Conçue avec le soutien de l’Union française pour la santé bucco-dentaire (UFSBD), la brosse à dents connectée Ara by Kolibree met en effet l’intelligence artificielle au service des exigences en matière de prévention bucco-dentaire : la durée du brossage, sa fréquence et son efficacité. Des capteurs 3D sont ainsi en mesure de détecter les zones brossées et de rendre compte à l’utilisateur en réalité augmentée et en temps réel du brossage effectif. « Sans l’intervention des chirurgiens-dentistes, notre produit n’aurait pas connu le succès qu’il a rencontré au CES de Las Vegas. Ce sont eux qui ont attiré notre attention sur certaines lacunes du prototype qui négligeait encore certains gestes essentiels du brossage », expose Thomas Serval. La preuve de l’efficacité en vie réelle de la brosse Kolibree a également été amenée grâce à la coopération de l’UFSBD. « Depuis novembre 2017, 331 chirurgiens-dentistes ont accepté de transmettre la brosse à dents Ara by Kolibree à 5 641 patients. Cela a permis d’évaluer près de 200 000 brossages. Et de constater que 32 % des participants enregistraient une durée de brossage stabilisée à deux minutes ou plus contre 43 secondes sans brosse connectée. Sans parler d’une amélioration très nette de la zone de couverture par le brossage connecté », décrit Sophie Dartevelle, présidente de l’UFSBD. Elle se félicite du reste que, pour la première fois, une étude en vie réelle puisse produire de telles statistiques alors que jusqu’à présent l’Observatoire d’hygiène bucco-dentaire ne pouvait s’appuyer que « sur du déclaratif ».
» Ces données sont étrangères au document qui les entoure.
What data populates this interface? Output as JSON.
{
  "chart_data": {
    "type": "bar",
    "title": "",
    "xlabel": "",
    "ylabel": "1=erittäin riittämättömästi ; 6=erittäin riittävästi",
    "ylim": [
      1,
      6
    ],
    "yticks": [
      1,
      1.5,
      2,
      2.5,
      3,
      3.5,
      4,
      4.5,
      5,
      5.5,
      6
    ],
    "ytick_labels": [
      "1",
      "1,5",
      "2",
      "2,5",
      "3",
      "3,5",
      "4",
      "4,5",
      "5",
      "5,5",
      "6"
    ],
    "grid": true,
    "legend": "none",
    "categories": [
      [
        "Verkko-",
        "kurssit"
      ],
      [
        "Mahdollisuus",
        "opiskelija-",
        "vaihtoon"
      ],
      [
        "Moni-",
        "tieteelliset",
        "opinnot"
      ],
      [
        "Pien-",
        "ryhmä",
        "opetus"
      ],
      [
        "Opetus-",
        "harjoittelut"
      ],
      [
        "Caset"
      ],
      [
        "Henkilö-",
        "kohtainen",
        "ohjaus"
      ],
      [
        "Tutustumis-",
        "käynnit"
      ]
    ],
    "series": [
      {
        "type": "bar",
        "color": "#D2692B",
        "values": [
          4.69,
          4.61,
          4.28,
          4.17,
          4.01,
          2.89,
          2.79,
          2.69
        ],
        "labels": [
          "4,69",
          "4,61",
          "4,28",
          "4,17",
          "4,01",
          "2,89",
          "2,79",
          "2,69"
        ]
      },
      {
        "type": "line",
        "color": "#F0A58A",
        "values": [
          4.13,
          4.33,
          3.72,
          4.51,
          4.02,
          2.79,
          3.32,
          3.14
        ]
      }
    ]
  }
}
De fait, la brosse à dents Kolibree a été testée en ville par Anne-Emmanuelle Guillot, chirurgien-dentiste à Paris, spécialisée en parodontologie. « Cet outil répond à ce que j’essaie de transmettre à mes patients. La communication avec le patient passe sur un autre plan, c’est un vecteur très efficace. Par ailleurs, il permet au patient de prendre connaissance de la géographie de sa bouche », explique-t-elle. En alliant intelligence artificielle et prévention, Kolibree a également fait ses preuves en milieu hospitalier. Un partenariat avec l’hôpital Necker de l’Assistance publique - Hôpitaux de Paris (AP-HP) a permis d’évaluer l’état bucco-dentaire en période préopératoire d’une gingivoplastie dans le traitement primaire des fentes labiopalatines. « Un groupe d’enfants utilise la brosse à dents avant l’opération, l’autre non. Nous sommes à mi-chemin de l’inclusion. Les résultats sont encourageants et vont au-delà même de la réduction de tartre chez ces enfants par rapport au groupe témoin », explique le Dr Roman Khonsari, chirurgien maxillo-facial à Necker et coresponsable de l’étude. Cette avancée n’est pas anodine quand on sait que, comme le rappelait Agnès Buzyn, peu d’études cliniques sont réalisées en prévention.